The Jameson Reserves tasting with the Master Distiller that followed was an unexpectedly humbling, inspirational lesson in the intense difference the blending & aging process makes, as well as the flavor potential when approached under the care of a master. Unexpectedly, the taste of Jameson bursts open when mixed with the slightest amount water, suddenly with far more potent flavor and definition.
After exploring the honey-toasted sweetness of the Jameson Gold Reserve, the sherry wood-aged 12 year-old Special Reserve and more, we arrived at the pinnacle of taste and craftsmanship; the Jameson Rarest Vintage Reserve.
This final offering possessed an incredibly rich collage of flavors, imparted from the time spent in the wooden casks and a meticulous blending process. It’s far too powerful and complex for the casual drinker, but a refined connoisseur will relish the fruited blend of older grain whiskeys brought together with rare pot still whiskeys, matured in hand-picked second fill-bourbon casks and carefully married with a rare pot still whiskey that had been aged to a fantastic mellow sweetness in specially commissioned port pipes.

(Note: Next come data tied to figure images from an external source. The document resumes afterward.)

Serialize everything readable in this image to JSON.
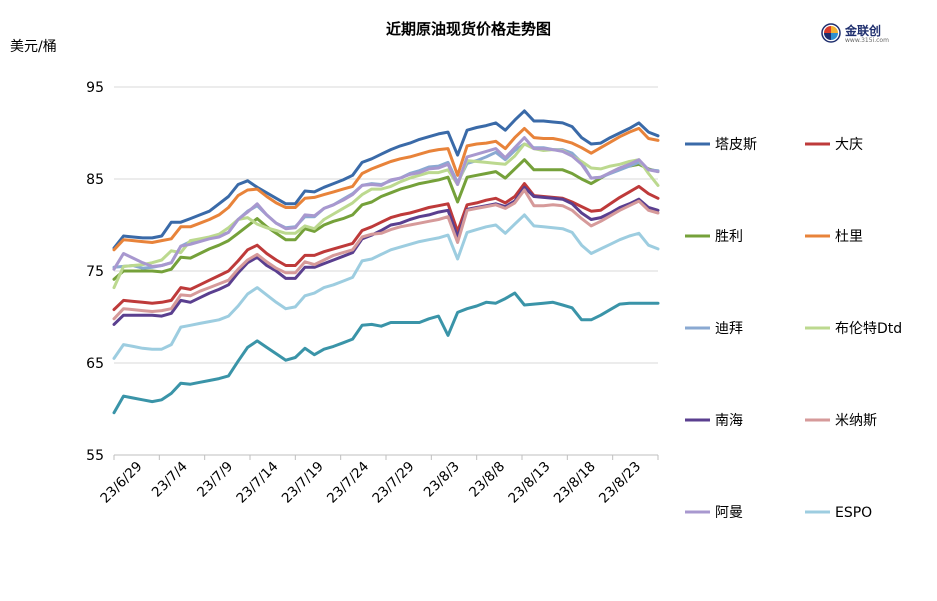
{
  "header": {
    "title": "近期原油现货价格走势图",
    "y_unit": "美元/桶"
  },
  "logo": {
    "brand": "金联创",
    "url": "www.315i.com"
  },
  "chart_data": {
    "type": "line",
    "title": "近期原油现货价格走势图",
    "ylabel": "美元/桶",
    "ylim": [
      55,
      95
    ],
    "yticks": [
      55,
      65,
      75,
      85,
      95
    ],
    "grid": "horizontal",
    "legend_placement": "right",
    "x_labels": [
      "23/6/29",
      "23/7/4",
      "23/7/9",
      "23/7/14",
      "23/7/19",
      "23/7/24",
      "23/7/29",
      "23/8/3",
      "23/8/8",
      "23/8/13",
      "23/8/18",
      "23/8/23"
    ],
    "series": [
      {
        "name": "塔皮斯",
        "color": "#3a6aa8",
        "values": [
          77.5,
          78.8,
          78.7,
          78.6,
          78.6,
          78.8,
          80.3,
          80.3,
          80.7,
          81.1,
          81.5,
          82.3,
          83.1,
          84.4,
          84.8,
          84.1,
          83.5,
          82.9,
          82.3,
          82.3,
          83.7,
          83.6,
          84.1,
          84.5,
          84.9,
          85.4,
          86.8,
          87.2,
          87.7,
          88.2,
          88.6,
          88.9,
          89.3,
          89.6,
          89.9,
          90.1,
          87.6,
          90.3,
          90.6,
          90.8,
          91.1,
          90.3,
          91.4,
          92.4,
          91.3,
          91.3,
          91.2,
          91.1,
          90.7,
          89.5,
          88.8,
          88.9,
          89.5,
          90.0,
          90.5,
          91.1,
          90.1,
          89.7
        ]
      },
      {
        "name": "大庆",
        "color": "#be3a3a",
        "values": [
          70.8,
          71.8,
          71.7,
          71.6,
          71.5,
          71.6,
          71.8,
          73.2,
          73.0,
          73.5,
          74.0,
          74.5,
          75.0,
          76.1,
          77.3,
          77.8,
          76.9,
          76.2,
          75.6,
          75.6,
          76.7,
          76.7,
          77.1,
          77.4,
          77.7,
          78.0,
          79.4,
          79.8,
          80.3,
          80.8,
          81.1,
          81.3,
          81.6,
          81.9,
          82.1,
          82.3,
          79.3,
          82.2,
          82.4,
          82.7,
          82.9,
          82.4,
          83.1,
          84.5,
          83.2,
          83.1,
          83.0,
          82.9,
          82.5,
          82.0,
          81.5,
          81.6,
          82.3,
          83.0,
          83.6,
          84.2,
          83.4,
          82.9
        ]
      },
      {
        "name": "胜利",
        "color": "#75a13a",
        "values": [
          74.1,
          75.0,
          75.0,
          75.0,
          75.0,
          74.9,
          75.2,
          76.5,
          76.4,
          76.9,
          77.4,
          77.8,
          78.3,
          79.1,
          79.9,
          80.7,
          79.8,
          79.1,
          78.4,
          78.4,
          79.6,
          79.3,
          80.0,
          80.4,
          80.7,
          81.1,
          82.2,
          82.5,
          83.1,
          83.5,
          83.9,
          84.2,
          84.5,
          84.7,
          84.9,
          85.2,
          82.5,
          85.2,
          85.4,
          85.6,
          85.8,
          85.1,
          86.1,
          87.1,
          86.0,
          86.0,
          86.0,
          86.0,
          85.6,
          85.0,
          84.5,
          85.1,
          85.7,
          86.2,
          86.4,
          86.6,
          86.1,
          85.8
        ]
      },
      {
        "name": "杜里",
        "color": "#e8833a",
        "values": [
          77.3,
          78.4,
          78.3,
          78.2,
          78.1,
          78.3,
          78.5,
          79.8,
          79.8,
          80.2,
          80.6,
          81.1,
          81.9,
          83.2,
          83.8,
          83.9,
          83.1,
          82.4,
          81.9,
          81.9,
          82.9,
          83.0,
          83.3,
          83.6,
          83.9,
          84.2,
          85.6,
          86.1,
          86.5,
          86.9,
          87.2,
          87.4,
          87.7,
          88.0,
          88.2,
          88.3,
          85.4,
          88.6,
          88.8,
          88.9,
          89.1,
          88.3,
          89.5,
          90.5,
          89.5,
          89.4,
          89.4,
          89.2,
          88.9,
          88.4,
          87.8,
          88.4,
          89.0,
          89.6,
          90.1,
          90.5,
          89.4,
          89.2
        ]
      },
      {
        "name": "迪拜",
        "color": "#8aa9d2",
        "values": [
          75.4,
          75.5,
          75.6,
          75.3,
          75.4,
          75.6,
          75.9,
          77.7,
          78.2,
          78.3,
          78.6,
          78.8,
          79.2,
          80.6,
          81.5,
          82.1,
          81.1,
          80.2,
          79.7,
          79.8,
          80.9,
          80.9,
          81.8,
          82.2,
          82.8,
          83.4,
          84.3,
          84.5,
          84.4,
          84.8,
          85.1,
          85.6,
          85.9,
          86.3,
          86.4,
          86.8,
          84.6,
          86.7,
          87.0,
          87.4,
          87.9,
          87.1,
          88.1,
          88.8,
          88.4,
          88.4,
          88.2,
          88.2,
          87.8,
          86.8,
          85.1,
          85.2,
          85.6,
          86.0,
          86.4,
          86.8,
          86.0,
          85.9
        ]
      },
      {
        "name": "布伦特Dtd",
        "color": "#bcd98f",
        "values": [
          73.2,
          75.5,
          75.6,
          75.7,
          75.9,
          76.2,
          77.2,
          77.0,
          78.3,
          78.5,
          78.7,
          79.0,
          79.7,
          80.6,
          80.8,
          80.1,
          79.7,
          79.4,
          79.1,
          79.1,
          79.9,
          79.6,
          80.6,
          81.2,
          81.8,
          82.4,
          83.3,
          83.9,
          83.9,
          84.2,
          84.7,
          85.1,
          85.4,
          85.7,
          85.7,
          86.0,
          84.4,
          87.0,
          86.9,
          86.8,
          86.7,
          86.6,
          87.5,
          88.8,
          88.3,
          88.1,
          88.2,
          88.1,
          87.5,
          86.9,
          86.2,
          86.1,
          86.4,
          86.6,
          86.9,
          87.1,
          85.6,
          84.3
        ]
      },
      {
        "name": "南海",
        "color": "#5a3f8f",
        "values": [
          69.2,
          70.2,
          70.2,
          70.2,
          70.2,
          70.1,
          70.4,
          71.8,
          71.6,
          72.1,
          72.6,
          73.0,
          73.5,
          74.8,
          75.9,
          76.5,
          75.6,
          75.0,
          74.2,
          74.2,
          75.4,
          75.4,
          75.8,
          76.2,
          76.6,
          77.0,
          78.5,
          78.9,
          79.4,
          80.0,
          80.2,
          80.6,
          80.9,
          81.1,
          81.4,
          81.6,
          78.7,
          81.7,
          81.9,
          82.1,
          82.3,
          82.0,
          82.6,
          84.1,
          83.1,
          83.0,
          82.9,
          82.8,
          82.3,
          81.3,
          80.6,
          80.8,
          81.3,
          81.9,
          82.3,
          82.8,
          81.9,
          81.6
        ]
      },
      {
        "name": "米纳斯",
        "color": "#d69a9a",
        "values": [
          69.8,
          70.9,
          70.8,
          70.7,
          70.6,
          70.7,
          70.9,
          72.4,
          72.3,
          72.8,
          73.2,
          73.6,
          74.0,
          75.2,
          76.2,
          76.8,
          76.0,
          75.3,
          74.8,
          74.8,
          76.0,
          75.7,
          76.2,
          76.7,
          77.0,
          77.3,
          78.7,
          79.0,
          79.1,
          79.5,
          79.8,
          80.0,
          80.2,
          80.4,
          80.6,
          80.9,
          78.1,
          81.6,
          81.8,
          82.0,
          82.2,
          81.8,
          82.4,
          83.8,
          82.1,
          82.1,
          82.2,
          82.1,
          81.6,
          80.7,
          79.9,
          80.4,
          81.0,
          81.6,
          82.1,
          82.6,
          81.6,
          81.3
        ]
      },
      {
        "name": "阿曼",
        "color": "#a898cf",
        "values": [
          75.2,
          76.9,
          76.4,
          75.9,
          75.5,
          75.6,
          75.9,
          77.7,
          77.9,
          78.2,
          78.5,
          78.7,
          79.2,
          80.6,
          81.4,
          82.3,
          81.1,
          80.2,
          79.6,
          79.7,
          81.1,
          81.0,
          81.8,
          82.2,
          82.7,
          83.3,
          84.3,
          84.4,
          84.3,
          84.9,
          85.1,
          85.5,
          85.7,
          86.1,
          86.2,
          86.6,
          84.4,
          87.4,
          87.7,
          88.0,
          88.3,
          87.3,
          88.4,
          89.5,
          88.3,
          88.3,
          88.2,
          88.0,
          87.5,
          86.6,
          85.1,
          85.2,
          85.7,
          86.2,
          86.6,
          87.1,
          86.0,
          85.8
        ]
      },
      {
        "name": "ESPO",
        "color": "#9dcde0",
        "values": [
          65.5,
          67.0,
          66.8,
          66.6,
          66.5,
          66.5,
          67.0,
          68.9,
          69.1,
          69.3,
          69.5,
          69.7,
          70.1,
          71.2,
          72.5,
          73.2,
          72.4,
          71.6,
          70.9,
          71.1,
          72.3,
          72.6,
          73.2,
          73.5,
          73.9,
          74.3,
          76.1,
          76.3,
          76.8,
          77.3,
          77.6,
          77.9,
          78.2,
          78.4,
          78.6,
          78.9,
          76.3,
          79.2,
          79.5,
          79.8,
          80.0,
          79.1,
          80.1,
          81.1,
          79.9,
          79.8,
          79.7,
          79.6,
          79.2,
          77.8,
          76.9,
          77.4,
          77.9,
          78.4,
          78.8,
          79.1,
          77.8,
          77.4
        ]
      },
      {
        "name": "",
        "color": "#3a94a8",
        "values": [
          59.6,
          61.4,
          61.2,
          61.0,
          60.8,
          61.0,
          61.7,
          62.8,
          62.7,
          62.9,
          63.1,
          63.3,
          63.6,
          65.2,
          66.7,
          67.4,
          66.7,
          66.0,
          65.3,
          65.6,
          66.6,
          65.9,
          66.5,
          66.8,
          67.2,
          67.6,
          69.1,
          69.2,
          69.0,
          69.4,
          69.4,
          69.4,
          69.4,
          69.8,
          70.1,
          68.0,
          70.5,
          70.9,
          71.2,
          71.6,
          71.5,
          72.0,
          72.6,
          71.3,
          71.4,
          71.5,
          71.6,
          71.3,
          71.0,
          69.7,
          69.7,
          70.2,
          70.8,
          71.4,
          71.5,
          71.5,
          71.5,
          71.5
        ]
      }
    ]
  }
}
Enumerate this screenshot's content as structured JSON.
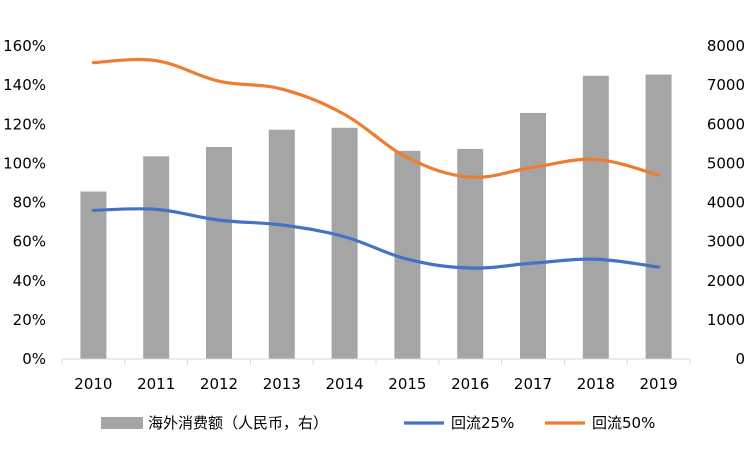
{
  "chart_data": {
    "type": "bar",
    "categories": [
      "2010",
      "2011",
      "2012",
      "2013",
      "2014",
      "2015",
      "2016",
      "2017",
      "2018",
      "2019"
    ],
    "series": [
      {
        "name": "海外消费额（人民币，右）",
        "type": "bar",
        "axis": "right",
        "color": "#a5a5a5",
        "values": [
          4280,
          5180,
          5420,
          5860,
          5910,
          5320,
          5370,
          6290,
          7240,
          7270
        ]
      },
      {
        "name": "回流25%",
        "type": "line",
        "axis": "left",
        "color": "#4472c4",
        "values": [
          76,
          76.5,
          71,
          68.5,
          62.5,
          51,
          46.5,
          49,
          51,
          47
        ]
      },
      {
        "name": "回流50%",
        "type": "line",
        "axis": "left",
        "color": "#ed7d31",
        "values": [
          151.5,
          152.5,
          142,
          138,
          125,
          103,
          93,
          98,
          102,
          94
        ]
      }
    ],
    "y_left": {
      "ylim": [
        0,
        160
      ],
      "ticks": [
        0,
        20,
        40,
        60,
        80,
        100,
        120,
        140,
        160
      ],
      "tick_labels": [
        "0%",
        "20%",
        "40%",
        "60%",
        "80%",
        "100%",
        "120%",
        "140%",
        "160%"
      ]
    },
    "y_right": {
      "ylim": [
        0,
        8000
      ],
      "ticks": [
        0,
        1000,
        2000,
        3000,
        4000,
        5000,
        6000,
        7000,
        8000
      ],
      "tick_labels": [
        "0",
        "1000",
        "2000",
        "3000",
        "4000",
        "5000",
        "6000",
        "7000",
        "8000"
      ]
    },
    "title": "",
    "xlabel": "",
    "ylabel": "",
    "grid": false,
    "legend": "bottom"
  }
}
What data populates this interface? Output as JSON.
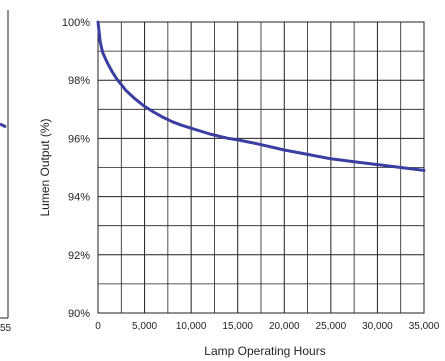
{
  "chart_data": {
    "type": "line",
    "xlabel": "Lamp Operating Hours",
    "ylabel": "Lumen Output (%)",
    "xlim": [
      0,
      35000
    ],
    "ylim": [
      90,
      100
    ],
    "x_ticks": [
      0,
      5000,
      10000,
      15000,
      20000,
      25000,
      30000,
      35000
    ],
    "x_tick_labels": [
      "0",
      "5,000",
      "10,000",
      "15,000",
      "20,000",
      "25,000",
      "30,000",
      "35,000"
    ],
    "y_ticks": [
      90,
      92,
      94,
      96,
      98,
      100
    ],
    "y_tick_labels": [
      "90%",
      "92%",
      "94%",
      "96%",
      "98%",
      "100%"
    ],
    "x_minor_gridlines": [
      2500,
      7500,
      12500,
      17500,
      22500,
      27500,
      32500
    ],
    "y_minor_gridlines": [
      91,
      93,
      95,
      97,
      99
    ],
    "grid": true,
    "legend": "none",
    "line_color": "#3a3ea0",
    "grid_color": "#231f20",
    "series": [
      {
        "x": [
          0,
          250,
          500,
          1000,
          1500,
          2000,
          2500,
          3000,
          4000,
          5000,
          6000,
          7000,
          8000,
          9000,
          10000,
          12000,
          14000,
          15000,
          17000,
          20000,
          22500,
          25000,
          27500,
          30000,
          32500,
          35000
        ],
        "values": [
          100,
          99.3,
          98.95,
          98.6,
          98.3,
          98.05,
          97.85,
          97.65,
          97.35,
          97.1,
          96.9,
          96.72,
          96.57,
          96.45,
          96.35,
          96.15,
          96.0,
          95.95,
          95.82,
          95.6,
          95.45,
          95.3,
          95.2,
          95.1,
          95.0,
          94.9
        ]
      }
    ]
  },
  "left_fragment": {
    "edge_label": "55"
  }
}
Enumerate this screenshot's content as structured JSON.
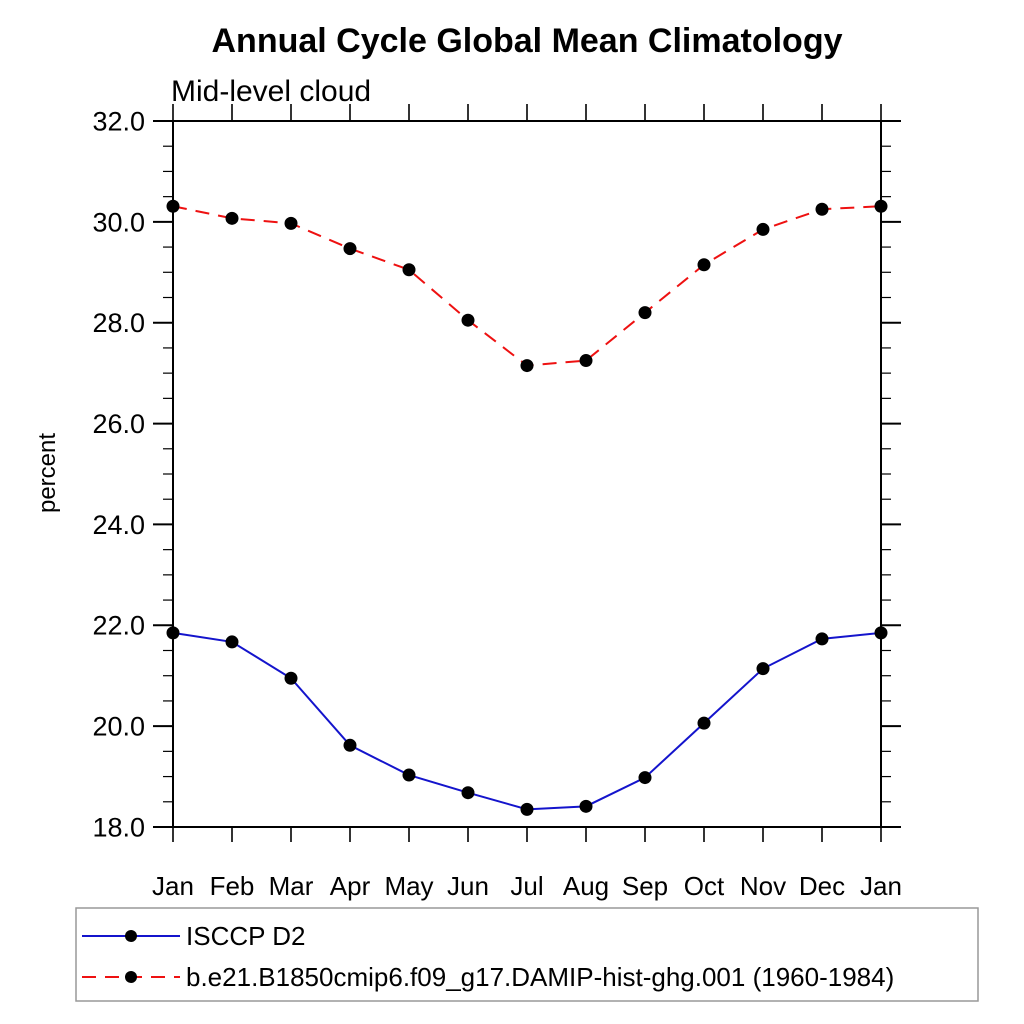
{
  "chart_data": {
    "type": "line",
    "title": "Annual Cycle Global Mean Climatology",
    "subtitle": "Mid-level cloud",
    "ylabel": "percent",
    "x_categories": [
      "Jan",
      "Feb",
      "Mar",
      "Apr",
      "May",
      "Jun",
      "Jul",
      "Aug",
      "Sep",
      "Oct",
      "Nov",
      "Dec",
      "Jan"
    ],
    "ylim": [
      18.0,
      32.0
    ],
    "ytick_major_step": 2.0,
    "ytick_minor_step": 0.5,
    "ytick_labels": [
      "18.0",
      "20.0",
      "22.0",
      "24.0",
      "26.0",
      "28.0",
      "30.0",
      "32.0"
    ],
    "grid": "off",
    "legend_position": "bottom-left-box",
    "series": [
      {
        "name": "ISCCP D2",
        "color": "#1414cc",
        "line_style": "solid",
        "marker": "black-dot",
        "values": [
          21.85,
          21.67,
          20.95,
          19.62,
          19.03,
          18.68,
          18.35,
          18.41,
          18.98,
          20.06,
          21.14,
          21.73,
          21.85
        ]
      },
      {
        "name": "b.e21.B1850cmip6.f09_g17.DAMIP-hist-ghg.001 (1960-1984)",
        "color": "#ee1111",
        "line_style": "dashed",
        "marker": "black-dot",
        "values": [
          30.31,
          30.07,
          29.97,
          29.47,
          29.05,
          28.05,
          27.15,
          27.25,
          28.2,
          29.15,
          29.85,
          30.25,
          30.31
        ]
      }
    ],
    "colors": {
      "frame": "#000000",
      "marker": "#000000",
      "legend_border": "#999999",
      "background": "#ffffff"
    }
  }
}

To call the process intricate is an understatement; the ritual is as sacred as the whiskey itself, resulting in reliably consistent flavor and quality. A cheerful tour-concluding cask-opening in the Old Warehouse sent us back to Dublin with a warmth in the belly and the heart.
Waking each morning of the trip, grogginess and headaches were thankfully nonexistent; despite liberal consumption of various whiskeys in the Jameson family and their concoctions throughout the day, the triple-distilled purity of the world’s finest whiskey left clear heads and easy moods in the morning, ready for the day’s adventure.
As I made my way through the million-strong crowd of the most authentic, festive St. Patrick’s Day celebration on Earth, DJs from more than 30 radio stations around the world were taking over the Old Jameson Distillery for the annual Jameson Global Broadcast, bringing listeners from around the world to the Dublin action via the airwaves for a St. Patty’s celebration of the truest Irish way.
Each day concluded with a group dinner at one of the city’s many fine restaurants, recounting the day’s adventures, inevitably leading to drinks and socially-lubricated immersion into the local scene in downtown Dublin. Following a beautiful farewell dinner at Odessa, I gleefully lost myself in the various avenues and alleyways of the city, making cheerful acquaintance with everyone I encountered at various pubs.
After buying – and receiving – more than my share of pints from friendly strangers, I found myself standing at the gates to St. Patrick’s Cathedral, a stunning monument steeped in history. It dawned on me then that I was a lost foreigner in a strange city almost literally overflowing with alcohol. Oddly, I felt like I was safe among friends as I walked through the windy night, singing along as I passed a busker singing a song I’d never heard, feeling the glow of positive energy as I passed each bar.
It could’ve been the alcohol, it could’ve been the city. Maybe both. But it was magical. If you ever get the chance to spend St. Patrick’s Day in the place where it all began, seize it.
Arriving at the airport for the long return flight home the next morning, we were met with several duty-free shop employees holding trays of little plastic shot glasses containing some odd-looking purple elixir. “Hair of the dog,” offered one particularly pulchritudinous female employee, holding out a cupful of free liquor with a smile. I passed on the mystery drink and made my way to the gate; after such an enlightening, inspiring experience with Jameson, it’s difficult to imagine settling for a lesser spirit ever again.